My daughter turned two months old yesterday, and even though we are still squarely in the “fourth trimester” stage, this is when most moms in the US prepare to go back to work. Assuming, that is, they had the privilege of taking any time off at all.
How do women CEOs take maternity leave? If you go by what you read, they don’t – they’re right back at it immediately. But any mom will tell you that the only way to achieve that is with a hell of a lot of help.
Facing a lack of realistic role models and with no guidance to be found, I went into labor without making any plans for how long I would take off and how I would ramp back up. I prepared my team to work without me, and told myself I would play it by ear.
The result? Guilt. I feel guilty that I didn’t take a real maternity leave like good mothers do. And I feel guilty that I didn’t go back to work full force after one week like good CEOs do. And that’s the honest truth.
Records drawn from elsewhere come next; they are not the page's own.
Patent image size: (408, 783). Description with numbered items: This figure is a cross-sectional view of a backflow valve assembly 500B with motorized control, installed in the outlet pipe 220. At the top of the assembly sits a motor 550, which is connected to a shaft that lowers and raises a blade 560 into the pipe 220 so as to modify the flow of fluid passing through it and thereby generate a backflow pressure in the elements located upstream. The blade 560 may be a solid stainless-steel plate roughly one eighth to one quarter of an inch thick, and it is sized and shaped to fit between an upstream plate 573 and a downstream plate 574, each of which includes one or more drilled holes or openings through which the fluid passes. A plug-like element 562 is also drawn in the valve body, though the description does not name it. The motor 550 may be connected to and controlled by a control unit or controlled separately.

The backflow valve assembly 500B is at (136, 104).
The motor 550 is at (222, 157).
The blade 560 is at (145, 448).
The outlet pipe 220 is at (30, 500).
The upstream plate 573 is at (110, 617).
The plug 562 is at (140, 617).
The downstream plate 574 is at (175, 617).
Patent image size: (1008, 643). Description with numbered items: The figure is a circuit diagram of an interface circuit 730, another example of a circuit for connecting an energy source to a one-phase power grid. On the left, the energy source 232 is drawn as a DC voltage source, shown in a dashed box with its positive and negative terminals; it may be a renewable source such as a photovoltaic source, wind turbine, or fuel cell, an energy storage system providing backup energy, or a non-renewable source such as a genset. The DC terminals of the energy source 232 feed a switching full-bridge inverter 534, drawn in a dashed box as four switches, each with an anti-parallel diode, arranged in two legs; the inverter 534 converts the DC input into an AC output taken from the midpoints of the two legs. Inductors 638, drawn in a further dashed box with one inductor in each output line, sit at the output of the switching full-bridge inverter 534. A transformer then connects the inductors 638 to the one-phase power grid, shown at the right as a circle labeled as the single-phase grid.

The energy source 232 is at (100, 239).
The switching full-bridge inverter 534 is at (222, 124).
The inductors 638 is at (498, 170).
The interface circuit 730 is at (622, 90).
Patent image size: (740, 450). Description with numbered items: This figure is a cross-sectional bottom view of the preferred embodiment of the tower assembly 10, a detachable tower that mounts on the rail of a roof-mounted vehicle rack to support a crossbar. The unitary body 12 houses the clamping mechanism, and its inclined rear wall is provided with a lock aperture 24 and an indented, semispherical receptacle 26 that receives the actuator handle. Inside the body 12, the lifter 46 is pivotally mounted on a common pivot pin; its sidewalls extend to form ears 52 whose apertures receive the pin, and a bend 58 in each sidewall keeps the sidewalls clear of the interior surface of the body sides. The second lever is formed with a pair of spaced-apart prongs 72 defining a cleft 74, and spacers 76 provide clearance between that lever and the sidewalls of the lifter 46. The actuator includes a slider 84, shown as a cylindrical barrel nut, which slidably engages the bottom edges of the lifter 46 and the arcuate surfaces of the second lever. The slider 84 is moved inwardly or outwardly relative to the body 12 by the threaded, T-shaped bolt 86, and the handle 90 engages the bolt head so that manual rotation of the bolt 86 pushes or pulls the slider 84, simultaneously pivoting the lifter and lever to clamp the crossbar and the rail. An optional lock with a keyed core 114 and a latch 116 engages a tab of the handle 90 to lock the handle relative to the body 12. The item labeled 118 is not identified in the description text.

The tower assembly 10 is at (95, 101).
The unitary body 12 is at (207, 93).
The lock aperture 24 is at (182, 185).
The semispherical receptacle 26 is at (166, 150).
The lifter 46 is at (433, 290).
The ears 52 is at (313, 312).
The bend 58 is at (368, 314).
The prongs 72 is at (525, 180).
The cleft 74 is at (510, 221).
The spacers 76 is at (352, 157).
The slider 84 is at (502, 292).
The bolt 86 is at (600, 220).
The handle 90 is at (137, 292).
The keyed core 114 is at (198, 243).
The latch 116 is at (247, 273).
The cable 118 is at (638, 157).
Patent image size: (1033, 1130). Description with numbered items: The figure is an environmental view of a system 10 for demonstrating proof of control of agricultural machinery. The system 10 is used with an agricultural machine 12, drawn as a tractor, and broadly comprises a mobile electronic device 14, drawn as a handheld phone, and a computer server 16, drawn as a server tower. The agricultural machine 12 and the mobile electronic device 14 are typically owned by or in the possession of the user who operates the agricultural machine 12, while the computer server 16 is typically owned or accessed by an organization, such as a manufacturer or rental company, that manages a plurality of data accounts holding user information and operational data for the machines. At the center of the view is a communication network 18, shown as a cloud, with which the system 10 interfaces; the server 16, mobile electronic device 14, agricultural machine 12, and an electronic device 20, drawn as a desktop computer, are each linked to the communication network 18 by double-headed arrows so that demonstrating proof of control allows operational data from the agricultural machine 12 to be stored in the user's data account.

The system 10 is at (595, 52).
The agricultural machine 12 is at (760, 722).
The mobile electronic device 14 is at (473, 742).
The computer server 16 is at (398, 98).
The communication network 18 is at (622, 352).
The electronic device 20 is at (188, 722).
I want FFA to succeed in our mission, and I’m willing to put in a huge amount of self-sacrifice to make it happen – so much so that I’m constantly at risk of burnout and try to stay vigilant about practicing self-care. I also love what I do and the people I’m surrounded by. It should surprise no one who knows me to learn that I chatted on slack all the way through labor and took a call from one of my advisors just an hour before pushing the baby out.
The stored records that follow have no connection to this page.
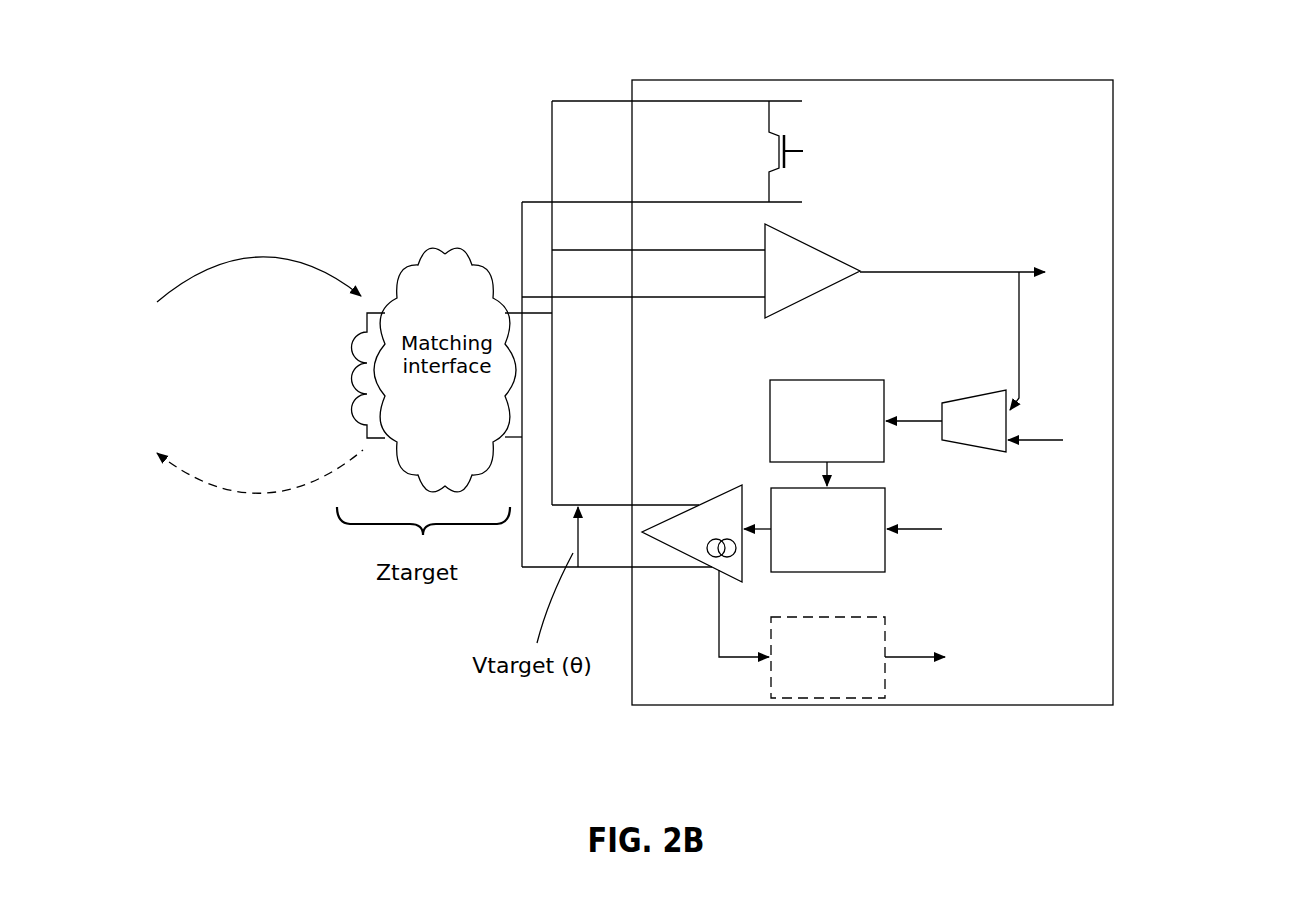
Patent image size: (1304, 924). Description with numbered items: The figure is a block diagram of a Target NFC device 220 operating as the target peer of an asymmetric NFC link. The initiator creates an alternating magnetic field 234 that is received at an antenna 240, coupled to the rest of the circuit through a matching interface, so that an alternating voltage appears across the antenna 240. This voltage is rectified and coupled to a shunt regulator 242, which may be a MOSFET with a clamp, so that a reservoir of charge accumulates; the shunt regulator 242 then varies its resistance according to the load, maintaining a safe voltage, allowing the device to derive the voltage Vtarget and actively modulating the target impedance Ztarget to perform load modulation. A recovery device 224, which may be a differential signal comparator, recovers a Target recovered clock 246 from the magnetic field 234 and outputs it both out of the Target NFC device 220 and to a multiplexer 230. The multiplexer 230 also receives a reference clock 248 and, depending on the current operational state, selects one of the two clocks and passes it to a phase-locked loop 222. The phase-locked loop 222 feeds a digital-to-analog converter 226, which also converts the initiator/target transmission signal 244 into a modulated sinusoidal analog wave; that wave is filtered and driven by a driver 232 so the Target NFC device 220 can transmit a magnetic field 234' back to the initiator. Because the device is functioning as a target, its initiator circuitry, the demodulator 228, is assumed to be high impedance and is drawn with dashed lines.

The Target NFC device 220 is at (1200, 69).
The phase-locked loop (PLL) 222 is at (856, 421).
The recovery device 224 is at (812, 271).
The digital-to-analog converter (DAC) 226 is at (814, 517).
The demodulator 228 is at (858, 657).
The multiplexer (MUX) 230 is at (970, 394).
The driver 232 is at (705, 571).
The magnetic field 234 is at (259, 265).
The magnetic field 234' is at (260, 489).
The antenna 240 is at (326, 367).
The shunt regulator 242 is at (814, 153).
The initiator/target transmission signal 244 is at (937, 529).
The Target recovered clock 246 is at (976, 272).
The reference clock 248 is at (1058, 440).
There’s also the question of what kind of example I am setting for my team and what kind of culture I want to create.
I fundamentally believe that every parent should have equal parental leave when their child joins the family (fun fact – I argued for paid paternity leave in my undergraduate thesis at the London School of Economics nearly 20 years ago).
I want my employees to be able to take time off without stressing out about work, because having a child is stressful enough. But I am very conscious that, by working through my own “leave,” my deeds don’t match my words. Do as I say, not as I do. It’s one of the many challenges and contradictions that I don’t have the headspace to solve right now.
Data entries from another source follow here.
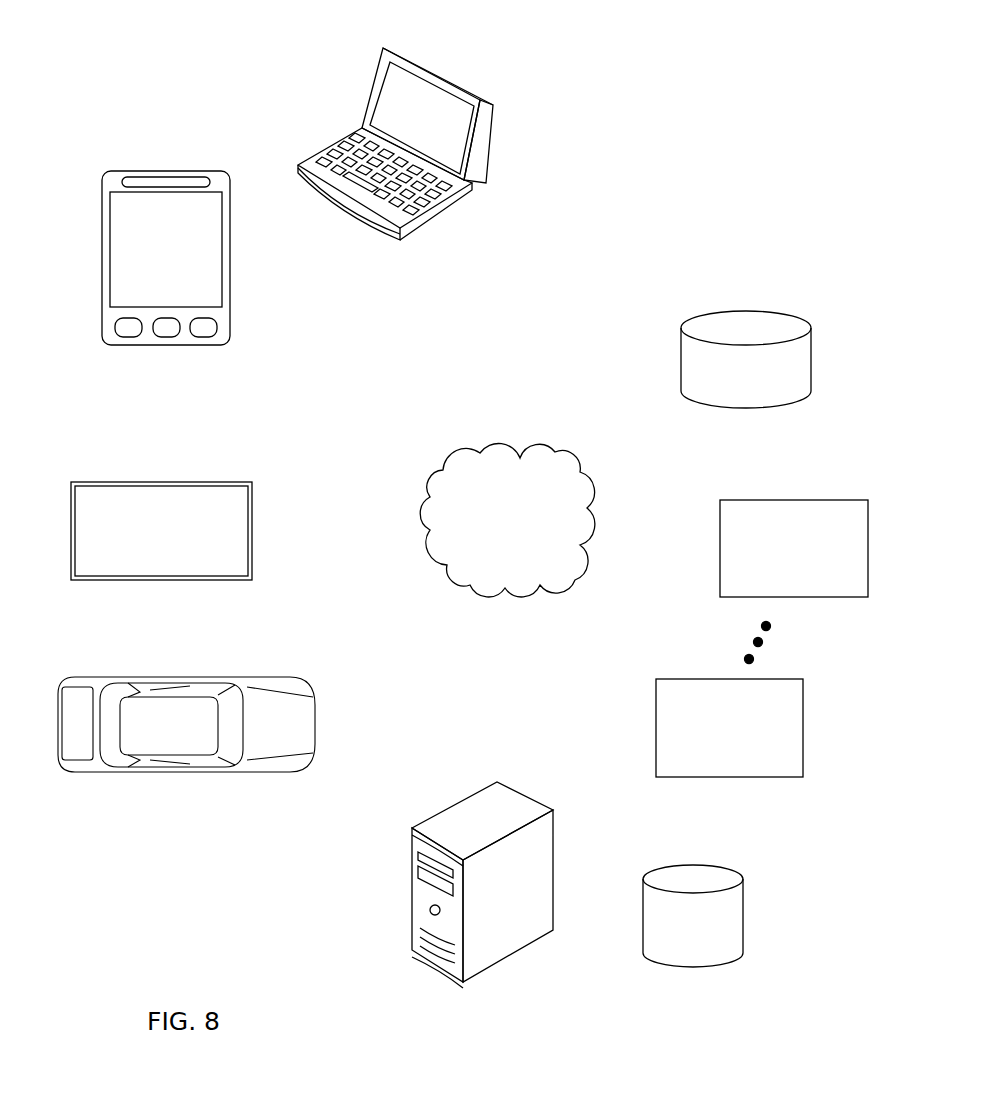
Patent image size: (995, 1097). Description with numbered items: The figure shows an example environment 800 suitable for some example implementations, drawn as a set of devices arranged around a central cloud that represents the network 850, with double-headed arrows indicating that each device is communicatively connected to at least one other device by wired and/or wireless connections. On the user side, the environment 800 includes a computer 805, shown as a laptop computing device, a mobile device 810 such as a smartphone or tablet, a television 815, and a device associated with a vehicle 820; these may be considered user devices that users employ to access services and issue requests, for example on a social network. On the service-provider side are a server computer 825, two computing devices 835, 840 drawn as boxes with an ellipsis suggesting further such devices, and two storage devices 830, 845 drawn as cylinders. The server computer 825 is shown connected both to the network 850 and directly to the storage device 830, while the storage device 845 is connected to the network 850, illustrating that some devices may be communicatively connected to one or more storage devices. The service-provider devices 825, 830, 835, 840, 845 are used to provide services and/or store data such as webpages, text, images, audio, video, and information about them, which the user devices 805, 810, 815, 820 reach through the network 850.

The environment 800 is at (186, 49).
The computer 805 is at (470, 443).
The mobile device 810 is at (430, 470).
The television 815 is at (420, 539).
The device associated with a vehicle 820 is at (445, 580).
The server computer 825 is at (500, 598).
The storage device 830 is at (553, 915).
The computing device 835 is at (567, 587).
The computing device 840 is at (597, 533).
The storage device 845 is at (570, 455).
The network 850 is at (507, 519).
On the flip side, I am really, really tired, my body still needs to heal, and even though I’ve had help, my baby needs me. My family needs me. And I need them, too. So I’ve spent most of the past two months with a baby in my arms, working when I can and where I can, usually one-handed. Sometimes it’s not much. Sometimes it’s too much.
For better or for worse, this is really me. Me with my messy schedule changing poopy diapers on my coworking desk. Me on a conference call while pumping. Sleep deprived me who can’t find the right words. Imperfect me doing the best that I can. And the only thing that makes this possible is my love for FFA, my love for my family, and the rare privilege I have to combine the two in ways that feel right for us and us alone.